Step1: Analyze forces on 1.0 - kg block

The normal force on the 1.0 - kg block $N_1=m_1g$, and the frictional force $f_1=\mu_kN_1=\mu_km_1g$. According to Newton's second - law, $T - f_1=m_1a$, so $T=\mu_km_1g + m_1a$.

Step2: Analyze forces on 2.0 - kg block

The normal force on the 2.0 - kg block $N_2 = m_2g\cos\theta$. The frictional force $f_2=\mu_kN_2=\mu_km_2g\cos\theta$. The component of the gravitational force along the incline is $m_2g\sin\theta$. According to Newton's second - law, $m_2g\sin\theta−T - f_2=m_2a$.

Step3: Substitute $T$ into the second - law equation of 2.0 - kg block

Substitute $T=\mu_km_1g + m_1a$ into $m_2g\sin\theta−T - f_2=m_2a$. We get $m_2g\sin\theta-(\mu_km_1g + m_1a)-\mu_km_2g\cos\theta=m_2a$.

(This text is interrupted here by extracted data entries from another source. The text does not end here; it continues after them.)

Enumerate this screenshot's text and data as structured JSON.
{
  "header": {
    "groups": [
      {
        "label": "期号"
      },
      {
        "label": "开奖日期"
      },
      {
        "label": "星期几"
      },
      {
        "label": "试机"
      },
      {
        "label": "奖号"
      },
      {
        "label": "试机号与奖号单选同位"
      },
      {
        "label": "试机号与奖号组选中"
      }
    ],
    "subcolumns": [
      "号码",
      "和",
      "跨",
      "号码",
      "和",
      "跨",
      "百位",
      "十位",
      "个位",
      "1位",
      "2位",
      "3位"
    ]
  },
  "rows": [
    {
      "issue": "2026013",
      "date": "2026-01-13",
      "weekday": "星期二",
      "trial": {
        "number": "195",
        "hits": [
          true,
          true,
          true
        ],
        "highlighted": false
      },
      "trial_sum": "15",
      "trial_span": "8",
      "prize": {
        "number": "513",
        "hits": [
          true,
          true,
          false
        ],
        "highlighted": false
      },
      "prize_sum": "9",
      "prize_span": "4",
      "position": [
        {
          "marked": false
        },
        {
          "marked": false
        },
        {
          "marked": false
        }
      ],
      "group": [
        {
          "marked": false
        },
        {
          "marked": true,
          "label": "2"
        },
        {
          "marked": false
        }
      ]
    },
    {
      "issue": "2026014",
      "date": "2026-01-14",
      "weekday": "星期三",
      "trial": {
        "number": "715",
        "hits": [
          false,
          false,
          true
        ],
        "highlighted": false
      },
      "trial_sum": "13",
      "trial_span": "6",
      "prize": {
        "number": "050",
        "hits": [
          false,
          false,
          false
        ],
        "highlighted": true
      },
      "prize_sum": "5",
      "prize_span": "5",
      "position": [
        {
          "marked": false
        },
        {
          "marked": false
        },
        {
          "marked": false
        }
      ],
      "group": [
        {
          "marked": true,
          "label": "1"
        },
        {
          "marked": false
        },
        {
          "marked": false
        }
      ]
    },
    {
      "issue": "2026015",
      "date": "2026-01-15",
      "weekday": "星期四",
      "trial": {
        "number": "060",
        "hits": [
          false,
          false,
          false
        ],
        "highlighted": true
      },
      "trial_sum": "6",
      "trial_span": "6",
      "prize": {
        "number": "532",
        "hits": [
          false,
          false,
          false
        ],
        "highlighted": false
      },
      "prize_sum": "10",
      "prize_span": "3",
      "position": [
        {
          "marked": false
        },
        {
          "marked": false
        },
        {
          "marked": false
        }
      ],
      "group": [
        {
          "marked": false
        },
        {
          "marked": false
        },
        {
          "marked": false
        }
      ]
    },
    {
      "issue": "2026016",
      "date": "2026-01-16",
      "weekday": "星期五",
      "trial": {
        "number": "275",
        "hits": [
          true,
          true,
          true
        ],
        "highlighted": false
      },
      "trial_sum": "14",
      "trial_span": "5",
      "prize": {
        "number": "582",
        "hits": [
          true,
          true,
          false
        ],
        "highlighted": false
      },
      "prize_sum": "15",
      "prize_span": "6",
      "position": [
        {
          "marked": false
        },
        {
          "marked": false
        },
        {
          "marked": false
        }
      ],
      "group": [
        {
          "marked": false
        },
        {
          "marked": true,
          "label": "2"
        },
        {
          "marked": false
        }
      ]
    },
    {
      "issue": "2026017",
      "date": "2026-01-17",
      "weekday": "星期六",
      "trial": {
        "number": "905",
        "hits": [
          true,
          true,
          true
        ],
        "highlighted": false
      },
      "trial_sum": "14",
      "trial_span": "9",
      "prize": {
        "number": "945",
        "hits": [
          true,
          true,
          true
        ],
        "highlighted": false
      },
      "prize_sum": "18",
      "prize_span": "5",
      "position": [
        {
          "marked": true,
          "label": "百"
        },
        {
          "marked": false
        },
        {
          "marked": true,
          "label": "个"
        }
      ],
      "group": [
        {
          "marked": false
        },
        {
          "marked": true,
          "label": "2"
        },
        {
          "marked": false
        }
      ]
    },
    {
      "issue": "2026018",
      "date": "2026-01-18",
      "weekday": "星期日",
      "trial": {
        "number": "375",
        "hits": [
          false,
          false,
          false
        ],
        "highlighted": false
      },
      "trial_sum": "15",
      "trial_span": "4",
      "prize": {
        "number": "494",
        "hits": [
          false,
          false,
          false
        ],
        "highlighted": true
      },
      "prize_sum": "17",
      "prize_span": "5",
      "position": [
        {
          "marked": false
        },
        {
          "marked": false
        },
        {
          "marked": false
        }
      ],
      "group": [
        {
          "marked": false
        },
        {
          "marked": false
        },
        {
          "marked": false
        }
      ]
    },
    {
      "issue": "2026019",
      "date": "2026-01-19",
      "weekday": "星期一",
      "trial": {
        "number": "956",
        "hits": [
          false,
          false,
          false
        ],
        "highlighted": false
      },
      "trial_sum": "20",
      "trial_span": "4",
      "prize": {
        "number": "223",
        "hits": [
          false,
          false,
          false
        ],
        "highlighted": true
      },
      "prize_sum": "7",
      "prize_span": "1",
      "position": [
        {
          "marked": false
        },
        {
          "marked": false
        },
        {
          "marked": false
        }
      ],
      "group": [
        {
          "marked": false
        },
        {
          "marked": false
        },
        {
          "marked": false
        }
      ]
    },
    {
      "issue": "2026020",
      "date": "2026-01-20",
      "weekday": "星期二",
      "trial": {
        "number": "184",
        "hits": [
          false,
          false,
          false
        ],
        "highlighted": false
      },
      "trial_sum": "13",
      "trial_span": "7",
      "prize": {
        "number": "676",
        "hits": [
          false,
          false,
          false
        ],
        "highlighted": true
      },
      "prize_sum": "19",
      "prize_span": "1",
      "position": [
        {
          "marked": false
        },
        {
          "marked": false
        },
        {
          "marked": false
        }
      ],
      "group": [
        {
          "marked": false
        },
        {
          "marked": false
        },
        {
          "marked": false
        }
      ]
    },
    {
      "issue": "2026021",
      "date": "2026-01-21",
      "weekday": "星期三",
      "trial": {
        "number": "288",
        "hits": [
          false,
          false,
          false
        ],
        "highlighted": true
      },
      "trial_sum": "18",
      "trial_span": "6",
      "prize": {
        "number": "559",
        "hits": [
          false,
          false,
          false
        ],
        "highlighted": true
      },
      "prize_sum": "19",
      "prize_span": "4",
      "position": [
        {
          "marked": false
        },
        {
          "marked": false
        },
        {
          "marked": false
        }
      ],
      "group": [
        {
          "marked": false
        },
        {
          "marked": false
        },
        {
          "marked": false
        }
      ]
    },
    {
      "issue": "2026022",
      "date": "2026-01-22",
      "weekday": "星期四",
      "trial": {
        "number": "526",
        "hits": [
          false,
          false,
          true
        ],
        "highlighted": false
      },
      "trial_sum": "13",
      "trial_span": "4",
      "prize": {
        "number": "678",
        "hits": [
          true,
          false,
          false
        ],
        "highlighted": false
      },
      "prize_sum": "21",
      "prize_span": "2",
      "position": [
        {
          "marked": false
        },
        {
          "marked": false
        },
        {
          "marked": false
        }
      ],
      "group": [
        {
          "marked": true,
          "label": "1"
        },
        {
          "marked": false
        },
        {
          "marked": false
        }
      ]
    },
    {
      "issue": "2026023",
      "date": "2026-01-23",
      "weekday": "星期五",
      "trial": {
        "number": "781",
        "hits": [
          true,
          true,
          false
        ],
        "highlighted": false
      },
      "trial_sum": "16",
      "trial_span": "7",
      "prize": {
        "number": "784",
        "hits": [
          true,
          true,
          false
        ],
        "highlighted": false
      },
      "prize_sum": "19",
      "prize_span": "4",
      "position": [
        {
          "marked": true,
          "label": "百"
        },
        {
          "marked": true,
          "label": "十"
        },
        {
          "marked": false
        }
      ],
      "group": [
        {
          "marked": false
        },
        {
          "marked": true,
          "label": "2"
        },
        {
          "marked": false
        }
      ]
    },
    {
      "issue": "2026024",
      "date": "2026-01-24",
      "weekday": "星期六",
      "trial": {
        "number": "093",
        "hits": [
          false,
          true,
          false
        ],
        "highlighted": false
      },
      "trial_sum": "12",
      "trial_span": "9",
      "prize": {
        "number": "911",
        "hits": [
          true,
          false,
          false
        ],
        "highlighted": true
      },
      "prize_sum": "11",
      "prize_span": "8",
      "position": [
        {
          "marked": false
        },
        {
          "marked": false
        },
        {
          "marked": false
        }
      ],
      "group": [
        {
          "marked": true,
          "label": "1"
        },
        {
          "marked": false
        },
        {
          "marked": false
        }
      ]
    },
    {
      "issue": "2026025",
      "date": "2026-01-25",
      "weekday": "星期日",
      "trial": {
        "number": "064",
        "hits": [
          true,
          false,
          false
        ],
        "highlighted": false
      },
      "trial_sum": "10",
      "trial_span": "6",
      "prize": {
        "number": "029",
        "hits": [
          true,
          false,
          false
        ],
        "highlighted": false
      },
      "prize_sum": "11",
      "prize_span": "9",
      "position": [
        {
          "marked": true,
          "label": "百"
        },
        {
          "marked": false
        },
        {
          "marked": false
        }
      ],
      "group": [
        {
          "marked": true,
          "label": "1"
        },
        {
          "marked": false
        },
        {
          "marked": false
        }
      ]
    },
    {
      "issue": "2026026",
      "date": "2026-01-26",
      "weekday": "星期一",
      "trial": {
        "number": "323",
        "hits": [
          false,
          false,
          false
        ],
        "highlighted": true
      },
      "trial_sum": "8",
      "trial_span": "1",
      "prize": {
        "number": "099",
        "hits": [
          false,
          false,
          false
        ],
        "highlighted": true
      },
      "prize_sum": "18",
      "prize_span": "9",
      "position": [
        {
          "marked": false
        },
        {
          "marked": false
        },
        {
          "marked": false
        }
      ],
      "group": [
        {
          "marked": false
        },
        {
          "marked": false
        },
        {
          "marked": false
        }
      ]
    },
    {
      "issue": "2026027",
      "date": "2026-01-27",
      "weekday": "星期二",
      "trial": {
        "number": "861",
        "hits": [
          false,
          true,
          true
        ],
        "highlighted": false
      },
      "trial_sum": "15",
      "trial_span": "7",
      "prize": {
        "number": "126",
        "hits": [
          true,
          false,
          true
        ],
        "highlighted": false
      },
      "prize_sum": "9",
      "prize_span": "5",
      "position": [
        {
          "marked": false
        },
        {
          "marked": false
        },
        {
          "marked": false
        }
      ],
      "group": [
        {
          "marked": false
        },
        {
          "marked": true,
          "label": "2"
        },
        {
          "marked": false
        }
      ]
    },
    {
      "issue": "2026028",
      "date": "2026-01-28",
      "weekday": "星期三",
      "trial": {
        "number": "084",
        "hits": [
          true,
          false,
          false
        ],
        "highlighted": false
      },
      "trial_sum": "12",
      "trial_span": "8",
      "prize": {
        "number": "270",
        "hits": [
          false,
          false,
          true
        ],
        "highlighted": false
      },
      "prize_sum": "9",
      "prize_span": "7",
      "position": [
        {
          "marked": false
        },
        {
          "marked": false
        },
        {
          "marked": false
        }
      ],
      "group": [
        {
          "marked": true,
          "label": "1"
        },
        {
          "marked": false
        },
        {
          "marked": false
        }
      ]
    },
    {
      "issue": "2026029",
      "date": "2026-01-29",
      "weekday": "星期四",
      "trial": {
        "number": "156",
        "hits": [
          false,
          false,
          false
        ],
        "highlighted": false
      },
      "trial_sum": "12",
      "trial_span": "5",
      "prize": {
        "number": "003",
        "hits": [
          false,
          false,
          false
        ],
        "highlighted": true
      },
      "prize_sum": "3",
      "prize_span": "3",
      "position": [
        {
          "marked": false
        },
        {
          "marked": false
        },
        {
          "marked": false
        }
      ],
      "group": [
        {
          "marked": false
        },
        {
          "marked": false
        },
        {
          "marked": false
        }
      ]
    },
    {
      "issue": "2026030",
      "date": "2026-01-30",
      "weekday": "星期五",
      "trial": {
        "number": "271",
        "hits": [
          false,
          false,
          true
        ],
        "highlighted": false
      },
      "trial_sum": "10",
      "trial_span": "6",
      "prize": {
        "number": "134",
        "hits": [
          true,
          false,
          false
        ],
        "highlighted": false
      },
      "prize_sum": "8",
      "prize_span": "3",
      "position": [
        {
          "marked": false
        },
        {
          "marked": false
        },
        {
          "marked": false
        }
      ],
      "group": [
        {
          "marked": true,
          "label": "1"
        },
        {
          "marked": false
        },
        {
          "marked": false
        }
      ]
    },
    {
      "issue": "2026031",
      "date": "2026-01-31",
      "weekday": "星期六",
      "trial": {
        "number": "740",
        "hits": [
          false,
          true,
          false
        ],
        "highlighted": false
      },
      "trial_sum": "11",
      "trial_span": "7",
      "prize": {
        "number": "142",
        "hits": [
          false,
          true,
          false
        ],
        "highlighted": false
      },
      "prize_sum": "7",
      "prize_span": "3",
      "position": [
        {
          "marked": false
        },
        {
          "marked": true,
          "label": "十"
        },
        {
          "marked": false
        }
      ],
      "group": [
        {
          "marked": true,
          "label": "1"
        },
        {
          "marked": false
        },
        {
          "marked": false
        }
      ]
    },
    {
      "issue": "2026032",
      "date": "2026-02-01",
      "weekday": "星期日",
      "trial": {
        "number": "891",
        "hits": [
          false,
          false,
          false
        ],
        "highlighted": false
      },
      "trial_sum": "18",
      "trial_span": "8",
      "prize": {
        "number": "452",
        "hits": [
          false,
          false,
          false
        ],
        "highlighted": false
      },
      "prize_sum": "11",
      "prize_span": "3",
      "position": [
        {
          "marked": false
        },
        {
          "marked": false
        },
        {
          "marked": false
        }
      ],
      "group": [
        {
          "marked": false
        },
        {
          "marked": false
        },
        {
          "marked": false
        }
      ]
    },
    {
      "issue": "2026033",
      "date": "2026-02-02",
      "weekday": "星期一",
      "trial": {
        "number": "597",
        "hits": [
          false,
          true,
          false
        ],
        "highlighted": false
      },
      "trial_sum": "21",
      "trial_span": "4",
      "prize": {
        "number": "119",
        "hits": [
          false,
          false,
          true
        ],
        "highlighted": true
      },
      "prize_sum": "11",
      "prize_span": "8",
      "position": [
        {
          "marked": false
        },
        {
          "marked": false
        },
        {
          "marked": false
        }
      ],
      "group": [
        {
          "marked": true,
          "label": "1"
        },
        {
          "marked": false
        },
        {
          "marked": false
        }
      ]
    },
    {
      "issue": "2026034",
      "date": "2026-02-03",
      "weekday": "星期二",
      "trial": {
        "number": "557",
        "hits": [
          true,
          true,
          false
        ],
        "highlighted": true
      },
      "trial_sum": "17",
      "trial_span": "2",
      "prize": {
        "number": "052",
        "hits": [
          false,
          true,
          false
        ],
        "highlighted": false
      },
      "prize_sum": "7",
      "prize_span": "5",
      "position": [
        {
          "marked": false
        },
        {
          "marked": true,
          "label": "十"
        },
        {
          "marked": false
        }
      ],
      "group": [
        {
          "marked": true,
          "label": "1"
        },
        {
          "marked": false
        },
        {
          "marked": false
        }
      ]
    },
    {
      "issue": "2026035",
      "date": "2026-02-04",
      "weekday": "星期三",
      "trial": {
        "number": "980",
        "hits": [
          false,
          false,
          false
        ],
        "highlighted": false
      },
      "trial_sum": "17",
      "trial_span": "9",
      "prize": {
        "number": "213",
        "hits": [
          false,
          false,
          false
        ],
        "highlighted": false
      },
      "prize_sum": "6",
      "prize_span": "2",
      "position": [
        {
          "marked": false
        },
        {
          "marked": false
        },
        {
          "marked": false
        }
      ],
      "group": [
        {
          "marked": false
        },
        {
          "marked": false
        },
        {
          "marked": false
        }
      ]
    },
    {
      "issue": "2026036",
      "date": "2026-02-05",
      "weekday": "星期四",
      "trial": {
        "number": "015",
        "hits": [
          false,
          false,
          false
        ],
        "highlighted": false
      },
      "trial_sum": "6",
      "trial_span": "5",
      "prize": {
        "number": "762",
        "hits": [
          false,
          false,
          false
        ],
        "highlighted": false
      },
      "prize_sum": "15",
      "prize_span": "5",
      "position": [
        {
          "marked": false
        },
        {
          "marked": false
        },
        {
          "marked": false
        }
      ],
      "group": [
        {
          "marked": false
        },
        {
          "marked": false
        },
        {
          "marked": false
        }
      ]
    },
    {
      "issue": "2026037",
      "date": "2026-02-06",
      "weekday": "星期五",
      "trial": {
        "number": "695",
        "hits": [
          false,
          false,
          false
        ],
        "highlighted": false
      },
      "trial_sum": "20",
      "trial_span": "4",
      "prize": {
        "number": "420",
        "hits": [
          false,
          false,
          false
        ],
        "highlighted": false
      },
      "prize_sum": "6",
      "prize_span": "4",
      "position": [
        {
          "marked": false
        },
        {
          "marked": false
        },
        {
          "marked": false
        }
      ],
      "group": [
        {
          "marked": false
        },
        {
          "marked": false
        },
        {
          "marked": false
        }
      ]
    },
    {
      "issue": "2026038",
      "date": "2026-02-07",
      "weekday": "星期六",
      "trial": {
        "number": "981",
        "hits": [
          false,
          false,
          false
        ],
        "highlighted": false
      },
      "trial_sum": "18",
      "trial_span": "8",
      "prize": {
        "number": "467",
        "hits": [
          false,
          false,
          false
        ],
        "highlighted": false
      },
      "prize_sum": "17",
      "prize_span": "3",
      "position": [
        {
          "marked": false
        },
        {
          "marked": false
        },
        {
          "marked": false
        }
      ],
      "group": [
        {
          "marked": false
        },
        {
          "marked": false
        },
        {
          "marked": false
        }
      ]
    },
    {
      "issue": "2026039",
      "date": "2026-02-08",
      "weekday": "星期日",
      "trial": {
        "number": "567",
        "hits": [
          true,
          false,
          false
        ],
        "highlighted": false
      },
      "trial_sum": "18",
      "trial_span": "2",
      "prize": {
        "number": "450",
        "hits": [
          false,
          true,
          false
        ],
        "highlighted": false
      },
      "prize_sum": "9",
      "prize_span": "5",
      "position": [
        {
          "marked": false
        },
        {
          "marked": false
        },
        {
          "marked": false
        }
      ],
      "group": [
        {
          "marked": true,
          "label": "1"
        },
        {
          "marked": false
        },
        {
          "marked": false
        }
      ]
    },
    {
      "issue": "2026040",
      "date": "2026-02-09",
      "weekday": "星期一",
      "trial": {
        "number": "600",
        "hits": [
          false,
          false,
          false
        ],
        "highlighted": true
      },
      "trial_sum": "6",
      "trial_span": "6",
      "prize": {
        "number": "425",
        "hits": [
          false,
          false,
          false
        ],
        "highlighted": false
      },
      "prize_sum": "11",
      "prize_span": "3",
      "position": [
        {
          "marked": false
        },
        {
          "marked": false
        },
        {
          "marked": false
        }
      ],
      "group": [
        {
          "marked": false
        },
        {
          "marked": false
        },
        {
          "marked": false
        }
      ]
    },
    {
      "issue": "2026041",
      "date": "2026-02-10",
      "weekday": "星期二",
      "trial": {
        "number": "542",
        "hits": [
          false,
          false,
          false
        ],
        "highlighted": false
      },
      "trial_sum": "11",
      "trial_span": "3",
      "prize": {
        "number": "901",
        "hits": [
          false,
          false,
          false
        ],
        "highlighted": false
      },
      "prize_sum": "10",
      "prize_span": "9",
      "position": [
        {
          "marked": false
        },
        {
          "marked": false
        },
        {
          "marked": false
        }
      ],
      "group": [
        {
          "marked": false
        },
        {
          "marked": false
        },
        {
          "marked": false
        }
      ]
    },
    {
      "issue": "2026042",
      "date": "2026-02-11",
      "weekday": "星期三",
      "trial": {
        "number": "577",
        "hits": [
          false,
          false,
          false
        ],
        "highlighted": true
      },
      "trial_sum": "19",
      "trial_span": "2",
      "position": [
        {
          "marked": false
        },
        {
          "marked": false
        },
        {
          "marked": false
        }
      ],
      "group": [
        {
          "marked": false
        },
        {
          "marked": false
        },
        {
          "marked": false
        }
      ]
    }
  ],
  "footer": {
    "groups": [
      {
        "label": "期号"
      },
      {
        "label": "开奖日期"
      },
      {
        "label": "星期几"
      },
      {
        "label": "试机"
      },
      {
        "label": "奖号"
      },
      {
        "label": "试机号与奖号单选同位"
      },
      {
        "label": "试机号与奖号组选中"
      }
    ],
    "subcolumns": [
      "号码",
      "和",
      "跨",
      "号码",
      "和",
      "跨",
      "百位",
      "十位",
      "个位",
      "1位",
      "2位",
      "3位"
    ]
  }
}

Step4: Rearrange the equation to solve for $a$

$m_2g\sin\theta-\mu_km_1g-\mu_km_2g\cos\theta=(m_1 + m_2)a$. Then $a=\frac{m_2g\sin\theta-\mu_km_1g-\mu_km_2g\cos\theta}{m_1 + m_2}$.
Given $m_1 = 1.0\ kg$, $m_2 = 2.0\ kg$, $\mu_k = 0.3$, $\theta = 37^{\circ}$, and $g = 9.8\ m/s^2$. $\sin37^{\circ}\approx0.6$, $\cos37^{\circ}\approx0.8$.
$a=\frac{2\times9.8\times0.6-0.3\times1\times9.8-0.3\times2\times9.8\times0.8}{1 + 2}$
$=\frac{11.76 - 2.94-4.704}{3}=\frac{4.116}{3}\approx1.4\ m/s^2$.

Answer:

A. $1.4\ m/s^2$